Then the central well began to swarm with spacesuited men who bore cutting torches. Hot sparks danced from the cut girders that held the floorings, and at the same time, a crew of men were running cables from the various levels to the instrument room. More hours passed while the circular sections were insulated with the plastic rods.
The big dome above was cut in sections and removed, and then the sky could be seen all the way from the bottom of the ship where the pilot's greenhouse should have been.
Channing looked it over and then remarked: "All we need now is an electron collector."
"I thought you wanted to shoot 'em off," objected Hadley.

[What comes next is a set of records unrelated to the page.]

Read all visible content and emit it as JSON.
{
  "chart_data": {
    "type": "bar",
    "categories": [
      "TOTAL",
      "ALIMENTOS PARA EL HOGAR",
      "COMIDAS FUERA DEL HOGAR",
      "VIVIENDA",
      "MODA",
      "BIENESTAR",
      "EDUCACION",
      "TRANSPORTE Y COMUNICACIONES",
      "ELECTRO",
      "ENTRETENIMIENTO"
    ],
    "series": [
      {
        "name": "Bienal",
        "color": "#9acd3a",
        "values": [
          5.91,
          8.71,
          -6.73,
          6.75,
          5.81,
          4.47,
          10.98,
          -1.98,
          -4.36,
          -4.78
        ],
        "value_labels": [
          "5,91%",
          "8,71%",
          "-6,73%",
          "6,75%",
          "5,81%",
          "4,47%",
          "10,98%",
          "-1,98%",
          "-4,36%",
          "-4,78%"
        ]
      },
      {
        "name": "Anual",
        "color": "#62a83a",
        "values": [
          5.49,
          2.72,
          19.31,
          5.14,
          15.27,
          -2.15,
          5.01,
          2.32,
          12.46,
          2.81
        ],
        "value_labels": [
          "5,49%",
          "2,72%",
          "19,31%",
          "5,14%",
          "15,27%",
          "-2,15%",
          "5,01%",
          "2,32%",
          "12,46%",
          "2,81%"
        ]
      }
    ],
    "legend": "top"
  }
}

"I do. But we've got to have a source of supply. You can't toss baseballs off of the Transplanet Building in Northern Landing all afternoon, you know, without having a few brought to you now and then. Where do you think they come from?"
"Hadn't thought of it in that way. What'd happen?"

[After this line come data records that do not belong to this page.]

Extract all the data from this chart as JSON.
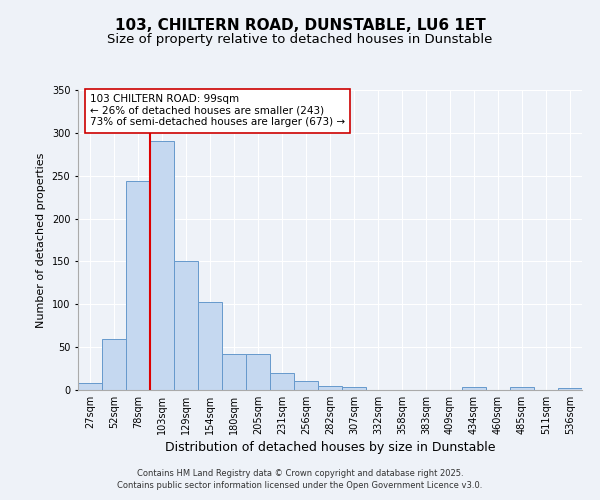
{
  "title": "103, CHILTERN ROAD, DUNSTABLE, LU6 1ET",
  "subtitle": "Size of property relative to detached houses in Dunstable",
  "xlabel": "Distribution of detached houses by size in Dunstable",
  "ylabel": "Number of detached properties",
  "bar_labels": [
    "27sqm",
    "52sqm",
    "78sqm",
    "103sqm",
    "129sqm",
    "154sqm",
    "180sqm",
    "205sqm",
    "231sqm",
    "256sqm",
    "282sqm",
    "307sqm",
    "332sqm",
    "358sqm",
    "383sqm",
    "409sqm",
    "434sqm",
    "460sqm",
    "485sqm",
    "511sqm",
    "536sqm"
  ],
  "bar_values": [
    8,
    59,
    244,
    290,
    150,
    103,
    42,
    42,
    20,
    11,
    5,
    3,
    0,
    0,
    0,
    0,
    4,
    0,
    3,
    0,
    2
  ],
  "bar_color": "#c5d8f0",
  "bar_edge_color": "#6699cc",
  "vline_x": 3,
  "vline_color": "#dd0000",
  "ylim": [
    0,
    350
  ],
  "yticks": [
    0,
    50,
    100,
    150,
    200,
    250,
    300,
    350
  ],
  "annotation_text": "103 CHILTERN ROAD: 99sqm\n← 26% of detached houses are smaller (243)\n73% of semi-detached houses are larger (673) →",
  "annotation_box_facecolor": "#ffffff",
  "annotation_box_edgecolor": "#cc0000",
  "footnote1": "Contains HM Land Registry data © Crown copyright and database right 2025.",
  "footnote2": "Contains public sector information licensed under the Open Government Licence v3.0.",
  "bg_color": "#eef2f8",
  "plot_bg_color": "#eef2f8",
  "grid_color": "#ffffff",
  "title_fontsize": 11,
  "subtitle_fontsize": 9.5,
  "xlabel_fontsize": 9,
  "ylabel_fontsize": 8,
  "tick_fontsize": 7,
  "annot_fontsize": 7.5,
  "footnote_fontsize": 6
}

"We'd get along for the first umpty-gillion electrons, and then all the soup we could pack on would be equalized by the positive charge on the ship and we couldn't shoot out any more until we got bombarded by the sun—and that bombardment is nothing to write home about as goes quantity. What we need is a selective solar intake plate of goodly proportions."

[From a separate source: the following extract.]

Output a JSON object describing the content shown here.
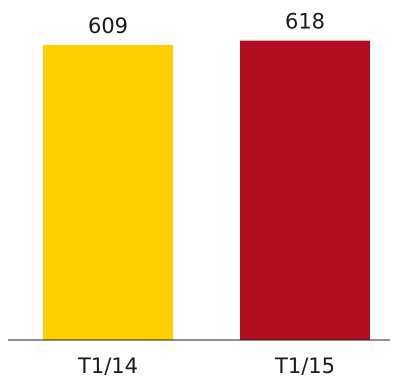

"We could use a mental telepathy expert, too. Or one of those new beams that Baler and Carroll dug up out of the Martian desert. I've heard that those things will actually suck power out of any source, and bend beams so as to enter the intake vent, or end."
"We haven't one of those, either. Fact of the matter is," grinned Channing ruefully, "we haven't much of anything but our wits."
"Unarmed, practically," laughed Hadley.